Perhaps the thinking is that these are still the same Phillies we’ve all gotten to know, once Alec Bohm stops hitting .362 or pitchers Ranger Suárez and Spencer Turnbull stop posting sub-1.70 ERAs.

But it isn’t as though every player on the roster has started with a bang all at once.

Nick Castellanos is off to a horrid start by his (or anyone’s) standards, hitting .186 with a .504 OPS. J.T. Realmuto, Kyle Schwarber, and Bryson Stott have been league-average hitters at best, well down from last season’s numbers. Aaron Nola’s fielding independent pitching (FIP) is an uncharacteristically high 4.46, and Taijuan Walker is working his way back after an injured spring training and a shaky season debut Sunday.

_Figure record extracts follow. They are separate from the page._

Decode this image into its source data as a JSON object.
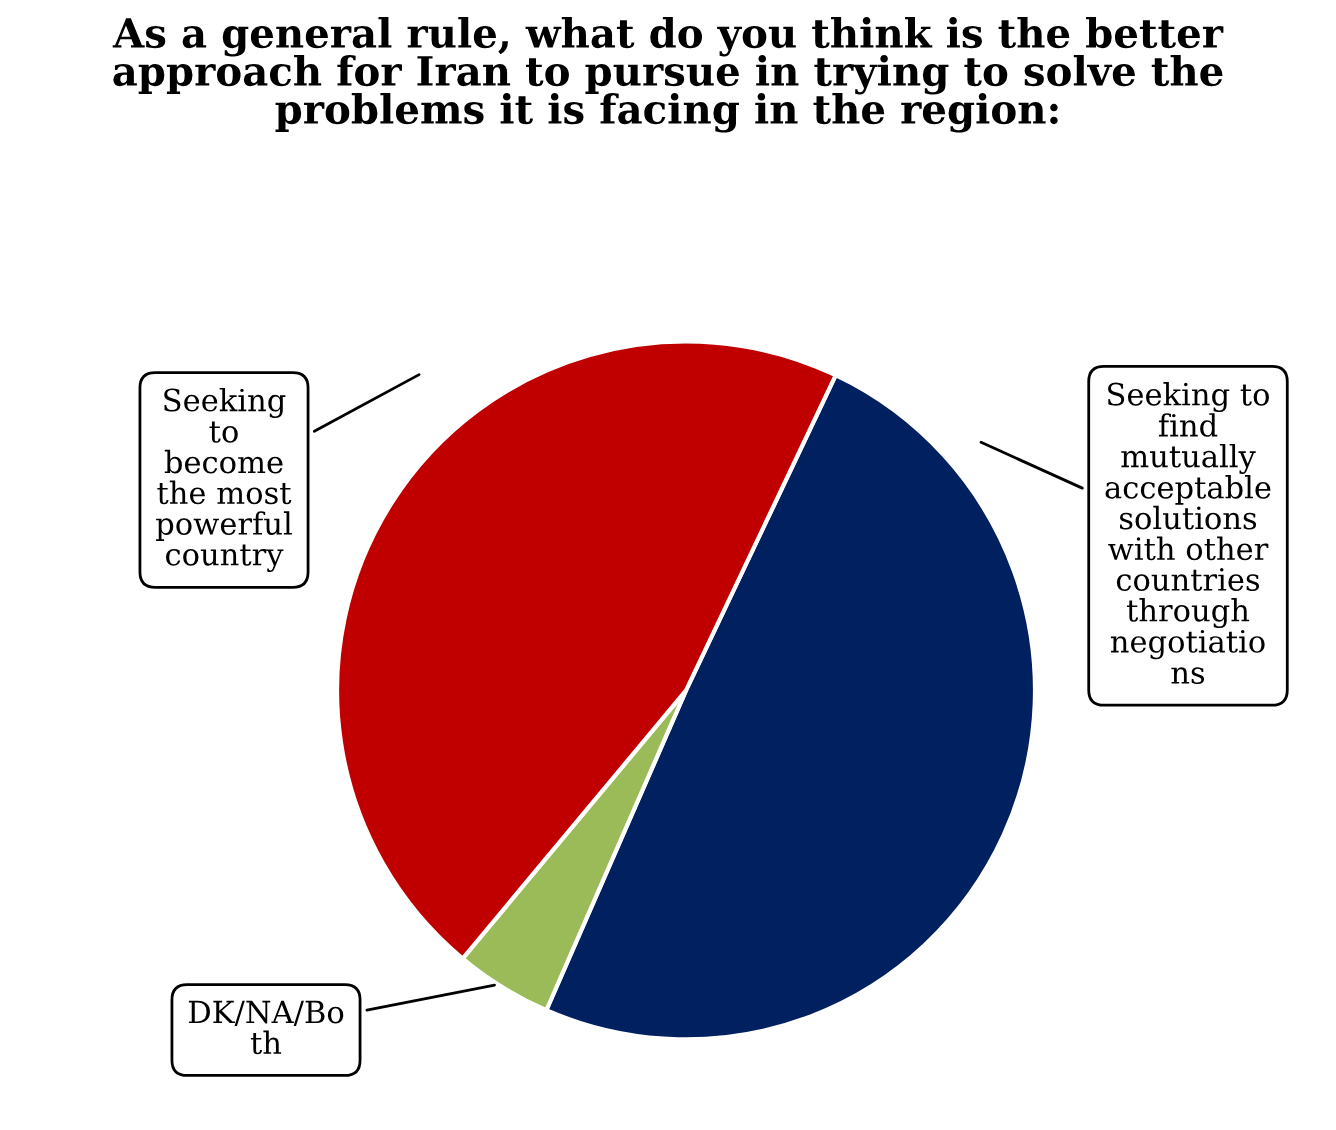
{
  "chart_data": {
    "type": "pie",
    "title": "As a general rule, what do you think is the better approach for Iran to pursue in trying to solve the problems it is facing in the region:",
    "categories": [
      "Seeking to\nfind\nmutually\nacceptable\nsolutions\nwith other\ncountries\nthrough\nnegotiatio\nns",
      "DK/NA/Bo\nth",
      "Seeking\nto\nbecome\nthe most\npowerful\ncountry"
    ],
    "values": [
      49.5,
      4.5,
      46
    ],
    "colors": [
      "#002060",
      "#9bbb59",
      "#c00000"
    ],
    "legend": false
  }
}
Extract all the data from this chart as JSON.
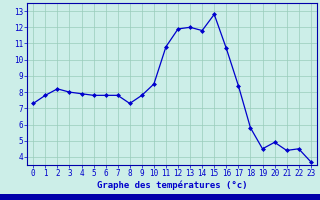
{
  "x": [
    0,
    1,
    2,
    3,
    4,
    5,
    6,
    7,
    8,
    9,
    10,
    11,
    12,
    13,
    14,
    15,
    16,
    17,
    18,
    19,
    20,
    21,
    22,
    23
  ],
  "y": [
    7.3,
    7.8,
    8.2,
    8.0,
    7.9,
    7.8,
    7.8,
    7.8,
    7.3,
    7.8,
    8.5,
    10.8,
    11.9,
    12.0,
    11.8,
    12.8,
    10.7,
    8.4,
    5.8,
    4.5,
    4.9,
    4.4,
    4.5,
    3.7
  ],
  "line_color": "#0000cc",
  "marker": "D",
  "marker_size": 2.0,
  "bg_color": "#cceee8",
  "plot_bg": "#cceee8",
  "grid_color": "#99ccbb",
  "xlabel": "Graphe des températures (°c)",
  "ylim": [
    3.5,
    13.5
  ],
  "xlim": [
    -0.5,
    23.5
  ],
  "yticks": [
    4,
    5,
    6,
    7,
    8,
    9,
    10,
    11,
    12,
    13
  ],
  "xticks": [
    0,
    1,
    2,
    3,
    4,
    5,
    6,
    7,
    8,
    9,
    10,
    11,
    12,
    13,
    14,
    15,
    16,
    17,
    18,
    19,
    20,
    21,
    22,
    23
  ],
  "tick_color": "#0000cc",
  "label_color": "#0000cc",
  "bottom_bar_color": "#0000aa",
  "label_fontsize": 6.5,
  "tick_fontsize": 5.5
}
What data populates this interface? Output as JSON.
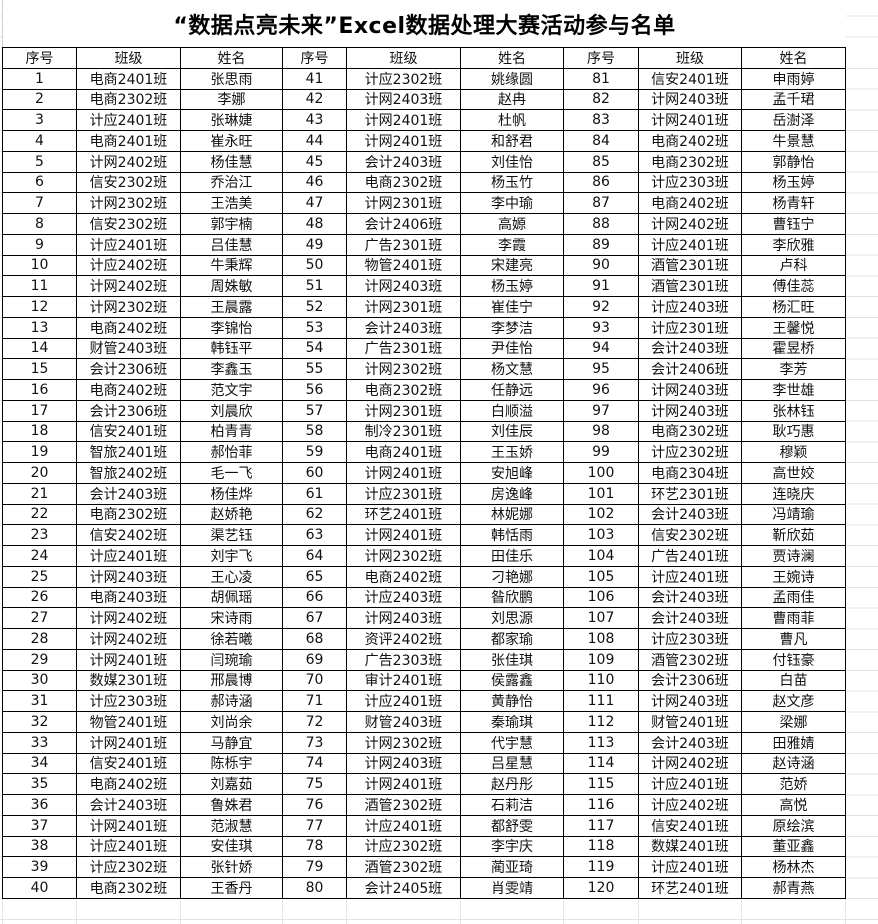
{
  "title": "“数据点亮未来”Excel数据处理大赛活动参与名单",
  "headers": [
    "序号",
    "班级",
    "姓名"
  ],
  "rows": [
    [
      "1",
      "电商2401班",
      "张思雨"
    ],
    [
      "2",
      "电商2302班",
      "李娜"
    ],
    [
      "3",
      "计应2401班",
      "张琳婕"
    ],
    [
      "4",
      "电商2401班",
      "崔永旺"
    ],
    [
      "5",
      "计网2402班",
      "杨佳慧"
    ],
    [
      "6",
      "信安2302班",
      "乔治江"
    ],
    [
      "7",
      "计网2302班",
      "王浩美"
    ],
    [
      "8",
      "信安2302班",
      "郭宇楠"
    ],
    [
      "9",
      "计应2401班",
      "吕佳慧"
    ],
    [
      "10",
      "计应2402班",
      "牛秉辉"
    ],
    [
      "11",
      "计网2402班",
      "周姝敏"
    ],
    [
      "12",
      "计网2302班",
      "王晨露"
    ],
    [
      "13",
      "电商2402班",
      "李锦怡"
    ],
    [
      "14",
      "财管2403班",
      "韩钰平"
    ],
    [
      "15",
      "会计2306班",
      "李鑫玉"
    ],
    [
      "16",
      "电商2402班",
      "范文宇"
    ],
    [
      "17",
      "会计2306班",
      "刘晨欣"
    ],
    [
      "18",
      "信安2401班",
      "柏青青"
    ],
    [
      "19",
      "智旅2401班",
      "郝怡菲"
    ],
    [
      "20",
      "智旅2402班",
      "毛一飞"
    ],
    [
      "21",
      "会计2403班",
      "杨佳烨"
    ],
    [
      "22",
      "电商2302班",
      "赵娇艳"
    ],
    [
      "23",
      "信安2402班",
      "渠艺钰"
    ],
    [
      "24",
      "计应2401班",
      "刘宇飞"
    ],
    [
      "25",
      "计网2403班",
      "王心凌"
    ],
    [
      "26",
      "电商2403班",
      "胡佩瑶"
    ],
    [
      "27",
      "计网2402班",
      "宋诗雨"
    ],
    [
      "28",
      "计网2402班",
      "徐若曦"
    ],
    [
      "29",
      "计网2401班",
      "闫琬瑜"
    ],
    [
      "30",
      "数媒2301班",
      "邢晨博"
    ],
    [
      "31",
      "计应2303班",
      "郝诗涵"
    ],
    [
      "32",
      "物管2401班",
      "刘尚余"
    ],
    [
      "33",
      "计网2401班",
      "马静宜"
    ],
    [
      "34",
      "信安2401班",
      "陈栎宇"
    ],
    [
      "35",
      "电商2402班",
      "刘嘉茹"
    ],
    [
      "36",
      "会计2403班",
      "鲁姝君"
    ],
    [
      "37",
      "计网2401班",
      "范淑慧"
    ],
    [
      "38",
      "计应2401班",
      "安佳琪"
    ],
    [
      "39",
      "计应2302班",
      "张针娇"
    ],
    [
      "40",
      "电商2302班",
      "王香丹"
    ],
    [
      "41",
      "计应2302班",
      "姚缘圆"
    ],
    [
      "42",
      "计网2403班",
      "赵冉"
    ],
    [
      "43",
      "计网2401班",
      "杜帆"
    ],
    [
      "44",
      "计网2401班",
      "和舒君"
    ],
    [
      "45",
      "会计2403班",
      "刘佳怡"
    ],
    [
      "46",
      "电商2302班",
      "杨玉竹"
    ],
    [
      "47",
      "计网2301班",
      "李中瑜"
    ],
    [
      "48",
      "会计2406班",
      "高嫄"
    ],
    [
      "49",
      "广告2301班",
      "李霞"
    ],
    [
      "50",
      "物管2401班",
      "宋建亮"
    ],
    [
      "51",
      "计网2403班",
      "杨玉婷"
    ],
    [
      "52",
      "计网2301班",
      "崔佳宁"
    ],
    [
      "53",
      "会计2403班",
      "李梦洁"
    ],
    [
      "54",
      "广告2301班",
      "尹佳怡"
    ],
    [
      "55",
      "计网2302班",
      "杨文慧"
    ],
    [
      "56",
      "电商2302班",
      "任静远"
    ],
    [
      "57",
      "计网2301班",
      "白顺溢"
    ],
    [
      "58",
      "制冷2301班",
      "刘佳辰"
    ],
    [
      "59",
      "电商2401班",
      "王玉娇"
    ],
    [
      "60",
      "计网2401班",
      "安旭峰"
    ],
    [
      "61",
      "计应2301班",
      "房逸峰"
    ],
    [
      "62",
      "环艺2401班",
      "林妮娜"
    ],
    [
      "63",
      "计网2401班",
      "韩恬雨"
    ],
    [
      "64",
      "计网2302班",
      "田佳乐"
    ],
    [
      "65",
      "电商2402班",
      "刁艳娜"
    ],
    [
      "66",
      "计应2403班",
      "昝欣鹏"
    ],
    [
      "67",
      "计网2403班",
      "刘思源"
    ],
    [
      "68",
      "资评2402班",
      "都家瑜"
    ],
    [
      "69",
      "广告2303班",
      "张佳琪"
    ],
    [
      "70",
      "审计2401班",
      "侯露鑫"
    ],
    [
      "71",
      "计应2401班",
      "黄静怡"
    ],
    [
      "72",
      "财管2403班",
      "秦瑜琪"
    ],
    [
      "73",
      "计网2302班",
      "代宇慧"
    ],
    [
      "74",
      "计网2403班",
      "吕星慧"
    ],
    [
      "75",
      "计网2401班",
      "赵丹彤"
    ],
    [
      "76",
      "酒管2302班",
      "石莉洁"
    ],
    [
      "77",
      "计应2401班",
      "都舒雯"
    ],
    [
      "78",
      "计应2302班",
      "李宇庆"
    ],
    [
      "79",
      "酒管2302班",
      "蔺亚琦"
    ],
    [
      "80",
      "会计2405班",
      "肖雯靖"
    ],
    [
      "81",
      "信安2401班",
      "申雨婷"
    ],
    [
      "82",
      "计网2403班",
      "孟千珺"
    ],
    [
      "83",
      "计网2401班",
      "岳澍泽"
    ],
    [
      "84",
      "电商2402班",
      "牛景慧"
    ],
    [
      "85",
      "电商2302班",
      "郭静怡"
    ],
    [
      "86",
      "计应2303班",
      "杨玉婷"
    ],
    [
      "87",
      "电商2402班",
      "杨青轩"
    ],
    [
      "88",
      "计网2402班",
      "曹钰宁"
    ],
    [
      "89",
      "计应2401班",
      "李欣雅"
    ],
    [
      "90",
      "酒管2301班",
      "卢科"
    ],
    [
      "91",
      "酒管2301班",
      "傅佳蕊"
    ],
    [
      "92",
      "计应2403班",
      "杨汇旺"
    ],
    [
      "93",
      "计应2301班",
      "王馨悦"
    ],
    [
      "94",
      "会计2403班",
      "霍昱桥"
    ],
    [
      "95",
      "会计2406班",
      "李芳"
    ],
    [
      "96",
      "计网2403班",
      "李世雄"
    ],
    [
      "97",
      "计网2403班",
      "张林钰"
    ],
    [
      "98",
      "电商2302班",
      "耿巧惠"
    ],
    [
      "99",
      "计应2302班",
      "穆颖"
    ],
    [
      "100",
      "电商2304班",
      "高世姣"
    ],
    [
      "101",
      "环艺2301班",
      "连晓庆"
    ],
    [
      "102",
      "会计2403班",
      "冯靖瑜"
    ],
    [
      "103",
      "信安2302班",
      "靳欣茹"
    ],
    [
      "104",
      "广告2401班",
      "贾诗澜"
    ],
    [
      "105",
      "计应2401班",
      "王婉诗"
    ],
    [
      "106",
      "会计2403班",
      "孟雨佳"
    ],
    [
      "107",
      "会计2403班",
      "曹雨菲"
    ],
    [
      "108",
      "计应2303班",
      "曹凡"
    ],
    [
      "109",
      "酒管2302班",
      "付钰豪"
    ],
    [
      "110",
      "会计2306班",
      "白苗"
    ],
    [
      "111",
      "计网2403班",
      "赵文彦"
    ],
    [
      "112",
      "财管2401班",
      "梁娜"
    ],
    [
      "113",
      "会计2403班",
      "田雅婧"
    ],
    [
      "114",
      "计网2402班",
      "赵诗涵"
    ],
    [
      "115",
      "计应2401班",
      "范娇"
    ],
    [
      "116",
      "计应2402班",
      "高悦"
    ],
    [
      "117",
      "信安2401班",
      "原绘滨"
    ],
    [
      "118",
      "数媒2401班",
      "董亚鑫"
    ],
    [
      "119",
      "计应2401班",
      "杨林杰"
    ],
    [
      "120",
      "环艺2401班",
      "郝青燕"
    ]
  ]
}
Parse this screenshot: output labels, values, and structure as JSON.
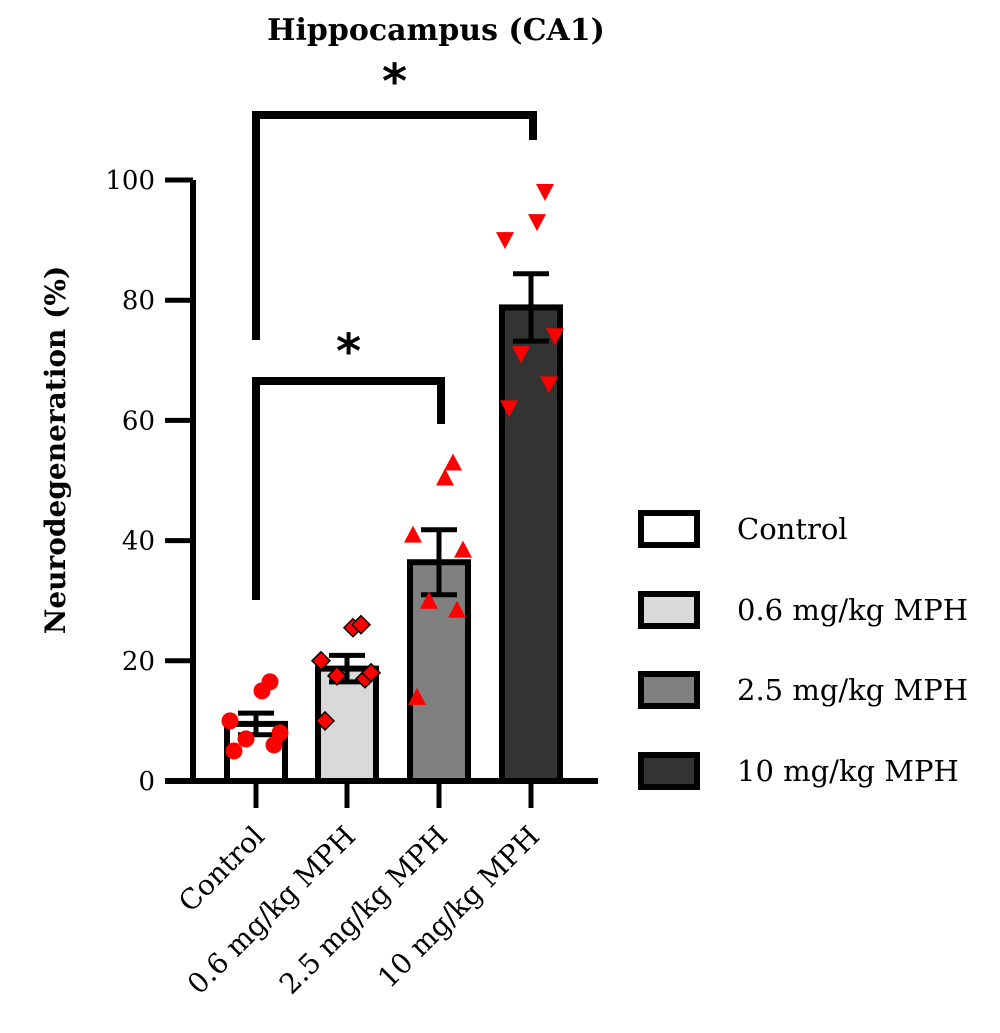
{
  "chart_data": {
    "type": "bar",
    "title": "Hippocampus (CA1)",
    "ylabel": "Neurodegeneration (%)",
    "xlabel": "",
    "ylim": [
      0,
      100
    ],
    "yticks": [
      0,
      20,
      40,
      60,
      80,
      100
    ],
    "grid": false,
    "legend_position": "right",
    "categories": [
      "Control",
      "0.6 mg/kg MPH",
      "2.5 mg/kg MPH",
      "10 mg/kg MPH"
    ],
    "values": [
      9.5,
      18.7,
      36.4,
      78.8
    ],
    "sem": [
      1.8,
      2.2,
      5.4,
      5.6
    ],
    "bar_colors": [
      "#ffffff",
      "#d9d9d9",
      "#808080",
      "#333333"
    ],
    "point_color": "#ff0000",
    "point_markers": [
      "circle",
      "diamond",
      "triangle-up",
      "triangle-down"
    ],
    "points": [
      [
        5,
        6,
        7,
        8,
        10,
        15,
        16.5
      ],
      [
        10,
        17,
        17.5,
        18,
        20,
        25.5,
        26
      ],
      [
        14,
        28.5,
        30,
        38.5,
        41,
        50.5,
        53
      ],
      [
        62,
        66,
        71,
        74,
        90,
        93,
        98
      ]
    ],
    "significance": [
      {
        "from": "Control",
        "to": "2.5 mg/kg MPH",
        "label": "*"
      },
      {
        "from": "Control",
        "to": "10 mg/kg MPH",
        "label": "*"
      }
    ],
    "legend": [
      "Control",
      "0.6 mg/kg MPH",
      "2.5 mg/kg MPH",
      "10 mg/kg MPH"
    ]
  }
}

In other words, there’s reason to think that the dreaded “regression to the mean” can cut both ways for these Phillies going forward — not that the wheels will completely fall off the bus. And if Suárez or Turnbull has truly ascended to another tier of starter, as each has teased at different times in their careers, the Phillies might have the scariest rotation this side of Roy Halladay, Cliff Lee, Cole Hamels, and Roy Oswalt.

Most important, though, the Phillies get to keep all the wins they have racked up during this start. And that’s a whole lot better than banking a bunch of early season losses.